Inleiding
Jan (51 jaar) zit pas sinds dit schooljaar op Nederlandse les. Henk van bijna 48 jaar volgt al zon drie jaar Nederlandse les. Zij hebben een avond in de week twee uur les van Ineke Offermans. Dat is niet zo veel vinden ze allebei. Daarom moeten zij ook eigenlijk elke dag wat huiswerk doen. ‘Soms’, zegt Jan, ‘heb ik wel eens geen zin in les maar dan stap ik toch in de auto en dan valt het altijd mee. Nee, ik heb er geen spijt van en ik ga met sprongen vooruit.’ Henk: ‘Je komt om te leren maar ook gezellig hoor!’ ‘Ja’, zegt Jan, ‘ook geintjes... in de pauze vooral.’ Jan is vroeger ook al eens een jaar of twee, drie op les geweest, zo'n tien jaar geleden: ‘Maar da's in de tenen gezakt.’

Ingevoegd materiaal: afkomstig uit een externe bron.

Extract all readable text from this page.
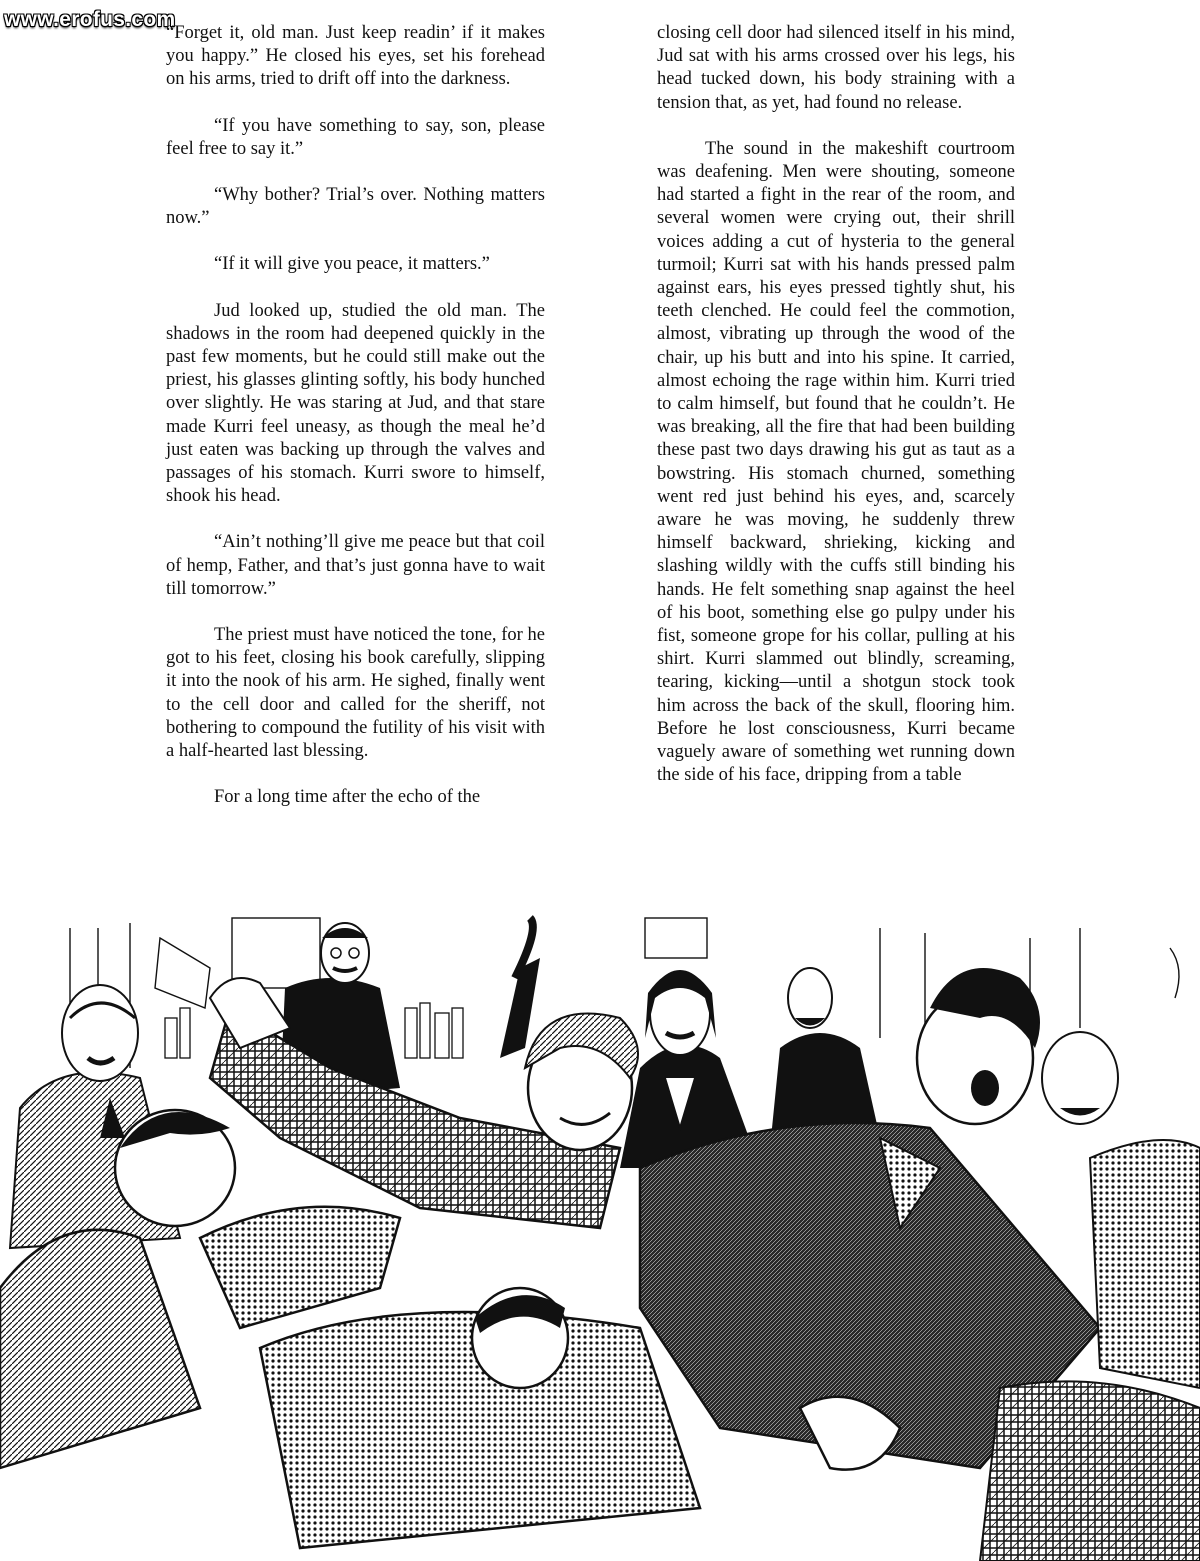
www.erofus.com

“Forget it, old man. Just keep readin’ if it makes you happy.” He closed his eyes, set his forehead on his arms, tried to drift off into the darkness.

“If you have something to say, son, please feel free to say it.”

“Why bother? Trial’s over. Nothing matters now.”

“If it will give you peace, it matters.”

Jud looked up, studied the old man. The shadows in the room had deepened quickly in the past few moments, but he could still make out the priest, his glasses glinting softly, his body hunched over slightly. He was staring at Jud, and that stare made Kurri feel uneasy, as though the meal he’d just eaten was backing up through the valves and passages of his stomach. Kurri swore to himself, shook his head.

“Ain’t nothing’ll give me peace but that coil of hemp, Father, and that’s just gonna have to wait till tomorrow.”

The priest must have noticed the tone, for he got to his feet, closing his book carefully, slipping it into the nook of his arm. He sighed, finally went to the cell door and called for the sheriff, not bothering to compound the futility of his visit with a half-hearted last blessing.

For a long time after the echo of the

closing cell door had silenced itself in his mind, Jud sat with his arms crossed over his legs, his head tucked down, his body straining with a tension that, as yet, had found no release.

The sound in the makeshift courtroom was deafening. Men were shouting, someone had started a fight in the rear of the room, and several women were crying out, their shrill voices adding a cut of hysteria to the general turmoil; Kurri sat with his hands pressed palm against ears, his eyes pressed tightly shut, his teeth clenched. He could feel the commotion, almost, vibrating up through the wood of the chair, up his butt and into his spine. It carried, almost echoing the rage within him. Kurri tried to calm himself, but found that he couldn’t. He was breaking, all the fire that had been building these past two days drawing his gut as taut as a bowstring. His stomach churned, something went red just behind his eyes, and, scarcely aware he was moving, he suddenly threw himself backward, shrieking, kicking and slashing wildly with the cuffs still binding his hands. He felt something snap against the heel of his boot, something else go pulpy under his fist, someone grope for his collar, pulling at his shirt. Kurri slammed out blindly, screaming, tearing, kicking—until a shotgun stock took him across the back of the skull, flooring him. Before he lost consciousness, Kurri became vaguely aware of something wet running down the side of his face, dripping from a table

Henk vertelt dat hij al zevenentwintig jaar bij de groenvoorziening van het Waterschap werkt. Hij maait het gras, snoeit, spuit de boel schoon. Hij is veel buiten, maar toch moet hij af en toe iets invullen, bijvoorbeeld zijn uren, of iets kopen. En dat is lastig als je niet goed kunt lezen en schrijven. Zijn chef zei: ‘Probeer eens een cursus.’ Henk heeft het nog een half jaartje tegen kunnen houden: ‘Ik vond het toch wel eng, maar het moest toch maar. De eerste avond werd ik leuk ontvangen. Er was een man van zestig jaar, die het ook nog niet kon en nog meer mensen... Nu vind ik het minder erg om te zeggen dat ik niet goed kan lezen, Op tv en zo zie je ook meer mensen die niet kunnen lezen. Je bent niet de enige...’
Jan is werkloos. Hij heeft vanaf z'n vijftiende tot bijna z'n vijftigste in een slachterij gewerkt. Eigenlijk wist niemand dat hij niet kon lezen en schrijven, behalve zijn ouders. Op de zaak ontdekte men het pas een paar jaar geleden, toen hij een papier moest invullen: ‘Ik kan niet lezen...’ Zelfs zijn vrouw heeft het tot voor kort nooit geweten!
Jan probeert te solliciteren, maar dat wil nog niet lukken. Op het prikbord in de gang van de school hangen uit de krant geknipte vacatures, daar kijkt hij ook altijd naar. Ook zoekt hij naar banen in de gratis Metro- en Spits-krantjes. Gelukkig heeft Jans vrouw wel werk in een koekjesfabriek en Jan kan als oproepkracht af en toe een dag in diezelfde fabriek werken. Verder wandelt Jan veel, 's morgens vroeg om half vijf is hij altijd al op pad met zijn honden. Hij laat een fotootje zien van een vriendelijke Lassie-hond: ‘Zo heb ik er twee!’, zegt hij trots.